Here’s everything you need to know about sulphites — including just how much they contribute to that post-Bachelor head throb. (Hint: Probably not as much as you think.)

What exactly are sulphites, anyway?

In case you didn’t know (I didn’t…), sulphites are chemicals used as preservatives and sanitizing agents in food processing, explains Sonya Angelone, a dietitian and spokeswoman for the Academy of Nutrition and Dietetics.

“Sulphites prevent bacterial growth and the browning of foods exposed to oxygen,” she says. “They also prevent the growth of undesirable microorganisms during fermentation and food processing.”

READ MORE: Is There A Way To Stop A Hangover In Its Tracks? (Because I Just Can’t Deal)

Nope, sulphites don’t just show up in wine. In fact, you’ll find ’em in a slew of different food products, says Beth Warren, a dietitian and author of Secrets of a Kosher Girl.

They’re not always just additives, either. “Sulphites are found naturally in a variety of foods,” Warren says.

What foods and drinks contain sulfites?

“Sulphites naturally occur in black tea, eggs, vinegar, fermented foods, peanuts, wine, broccoli, cabbage, kale, garlic, onions, strawberries, plums, and coconuts,” says dietitian Scott Keatley.

In addition to these natural sources, you’ll also find sulphites as additives in tons of other eats. Here’s a solid list of foods that may be high in sulphites, from Warren and Angelone:

  • Baked goods
  • Soup mixes
  • Jams
  • Canned vegetables
  • Pickled foods
  • Gravies
  • Dried fruit
  • Frozen fruit and vegetables
  • Potato chips
  • Trail mix
  • Beer and wine
  • Some fruit and vegetable juices
  • Syrups
  • Tea
  • Fresh or frozen prawns
  • Guacamole
  • Maraschino cherries
  • Peeled potatoes

So, basically sulphites are everywhere.

What do sulphites look like on ingredient lists?

If you now feel like literally everything you eat contains sulphites, I had the same reaction. Luckily, you can totally identify which of your go-to foods and drinks contain sulphites.

By law, additives like sulphites have to be listed on a product’s ingredients list, says Keatley.

Look out, though; sulphites can show up under a few different names. Keri Gans, a dietitian and author of The Small Change Diet, recommends keeping an eye out for the following:

  • sodium sulphite
  • sodium metabisulphite
  • sodium bisulphate
  • potassium bisulphate
  • potassium metabisulphite

Are sulphites actually bad for you?

Though sulphites get blamed for practically everything, they aren’t necessarily bad. Like, do you get a hangover after you have tea? Or eat trail mix? Probably not. “Billions of people consume sulphites with no reaction whatsoever,” Keatley says.
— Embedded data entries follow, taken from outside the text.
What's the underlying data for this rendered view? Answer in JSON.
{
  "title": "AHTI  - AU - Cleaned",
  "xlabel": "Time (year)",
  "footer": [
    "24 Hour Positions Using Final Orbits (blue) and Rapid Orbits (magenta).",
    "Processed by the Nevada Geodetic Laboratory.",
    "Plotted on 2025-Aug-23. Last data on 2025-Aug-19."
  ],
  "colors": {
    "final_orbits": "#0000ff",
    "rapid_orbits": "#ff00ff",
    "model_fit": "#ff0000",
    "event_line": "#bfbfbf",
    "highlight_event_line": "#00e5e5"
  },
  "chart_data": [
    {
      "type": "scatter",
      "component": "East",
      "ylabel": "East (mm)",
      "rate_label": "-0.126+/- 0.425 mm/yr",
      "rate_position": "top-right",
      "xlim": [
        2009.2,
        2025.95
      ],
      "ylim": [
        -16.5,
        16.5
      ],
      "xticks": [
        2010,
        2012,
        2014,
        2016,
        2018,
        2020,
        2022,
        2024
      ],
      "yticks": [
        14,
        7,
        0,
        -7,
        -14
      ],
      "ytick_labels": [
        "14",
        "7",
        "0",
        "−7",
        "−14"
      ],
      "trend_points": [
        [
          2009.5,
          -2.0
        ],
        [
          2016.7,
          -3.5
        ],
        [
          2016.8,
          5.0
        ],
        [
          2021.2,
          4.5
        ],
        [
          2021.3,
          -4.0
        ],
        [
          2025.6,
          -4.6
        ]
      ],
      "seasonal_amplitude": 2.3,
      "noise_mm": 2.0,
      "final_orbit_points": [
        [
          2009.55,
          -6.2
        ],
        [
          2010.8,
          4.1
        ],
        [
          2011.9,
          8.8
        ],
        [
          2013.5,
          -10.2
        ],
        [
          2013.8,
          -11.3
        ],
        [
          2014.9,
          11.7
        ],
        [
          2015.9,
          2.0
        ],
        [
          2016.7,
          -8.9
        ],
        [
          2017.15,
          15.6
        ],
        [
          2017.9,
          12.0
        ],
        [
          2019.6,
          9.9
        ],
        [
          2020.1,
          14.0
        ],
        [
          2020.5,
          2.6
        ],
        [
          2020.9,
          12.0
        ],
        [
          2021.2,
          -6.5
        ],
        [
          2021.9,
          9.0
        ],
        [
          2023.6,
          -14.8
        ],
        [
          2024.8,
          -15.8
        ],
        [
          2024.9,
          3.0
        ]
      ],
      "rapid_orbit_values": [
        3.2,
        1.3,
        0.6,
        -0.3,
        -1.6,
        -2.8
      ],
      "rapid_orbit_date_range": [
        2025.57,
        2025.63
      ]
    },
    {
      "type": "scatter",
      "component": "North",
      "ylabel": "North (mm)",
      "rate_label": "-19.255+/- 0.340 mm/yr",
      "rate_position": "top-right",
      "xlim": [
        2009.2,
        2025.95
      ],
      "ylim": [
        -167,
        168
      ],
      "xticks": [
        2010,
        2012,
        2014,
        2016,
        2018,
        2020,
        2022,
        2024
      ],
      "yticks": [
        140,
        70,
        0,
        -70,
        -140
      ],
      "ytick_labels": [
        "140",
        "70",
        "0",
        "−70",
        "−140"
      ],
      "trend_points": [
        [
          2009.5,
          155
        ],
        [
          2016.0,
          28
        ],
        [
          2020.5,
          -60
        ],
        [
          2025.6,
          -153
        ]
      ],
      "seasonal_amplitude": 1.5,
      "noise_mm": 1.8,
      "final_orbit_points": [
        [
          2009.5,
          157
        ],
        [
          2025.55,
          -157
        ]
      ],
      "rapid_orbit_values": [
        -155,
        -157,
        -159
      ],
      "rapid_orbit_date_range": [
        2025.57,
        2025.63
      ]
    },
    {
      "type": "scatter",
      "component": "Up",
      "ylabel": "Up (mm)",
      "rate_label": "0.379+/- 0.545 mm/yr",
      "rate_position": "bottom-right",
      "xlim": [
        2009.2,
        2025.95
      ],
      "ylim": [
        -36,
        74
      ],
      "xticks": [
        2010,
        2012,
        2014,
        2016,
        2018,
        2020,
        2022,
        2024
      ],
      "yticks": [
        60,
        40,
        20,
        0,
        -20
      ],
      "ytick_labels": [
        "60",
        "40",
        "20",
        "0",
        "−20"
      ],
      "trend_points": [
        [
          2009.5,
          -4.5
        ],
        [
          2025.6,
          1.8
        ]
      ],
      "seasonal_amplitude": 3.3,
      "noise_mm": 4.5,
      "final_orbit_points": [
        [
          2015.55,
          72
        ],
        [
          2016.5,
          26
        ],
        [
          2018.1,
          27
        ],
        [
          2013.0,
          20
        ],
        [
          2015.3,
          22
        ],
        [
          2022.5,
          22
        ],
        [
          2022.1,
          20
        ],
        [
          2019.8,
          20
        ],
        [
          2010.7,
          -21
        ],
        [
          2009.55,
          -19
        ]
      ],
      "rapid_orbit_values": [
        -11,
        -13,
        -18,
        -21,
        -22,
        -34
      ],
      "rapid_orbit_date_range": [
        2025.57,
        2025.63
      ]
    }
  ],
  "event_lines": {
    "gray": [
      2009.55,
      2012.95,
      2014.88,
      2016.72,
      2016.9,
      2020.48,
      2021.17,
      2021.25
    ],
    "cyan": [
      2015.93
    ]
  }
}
That said, sulphites can cause trouble for people with sensitivities and allergies to the chemicals, which aren’t all that uncommon.

READ MORE: The Nutritionist’s Guide To Actually Surviving A Killer Hangover

In people who are sensitive or allergic to these chemicals, the effects of consuming them can include nausea, diarrhoea, gas, and headaches. The reaction is more severe in people with asthma, who may experience wheezing, congestion, shortness of breath, and even anaphylaxis (a potentially life-threatening allergic reaction), says Angelone.

If you notice these symptoms after eating or drinking a sulphite-containing product, you might have an issue with them. (To know for sure, get tested by an allergist.)

The verdict on that whole sulphite wine hangover stuff.

Ultimately, for most vino lovers, dehydration and the histamines (compounds that can trigger inflammation) in wine are the real hangover culprits, says Keatley. However, if you do have a sulphite allergy or sensitivity, you’ll probably feel pretty crappy after drinking wine (even after just a few sips).

FYI: White wines contain more sulphites than reds, so if you have a sensitivity or allergy, you’re more likely to notice if after drinking Chardonnay than Cab Sauv, says Gans.

Otherwise, you can avoid the throbbing headache by sticking to just one glass of wine and drinking plenty of water before bed.

The bottom line: Sulphites don’t cause hangovers, but if you have a sulfite allergy, you might feel like crap after consuming one of the (many) foods that contain these chemicals.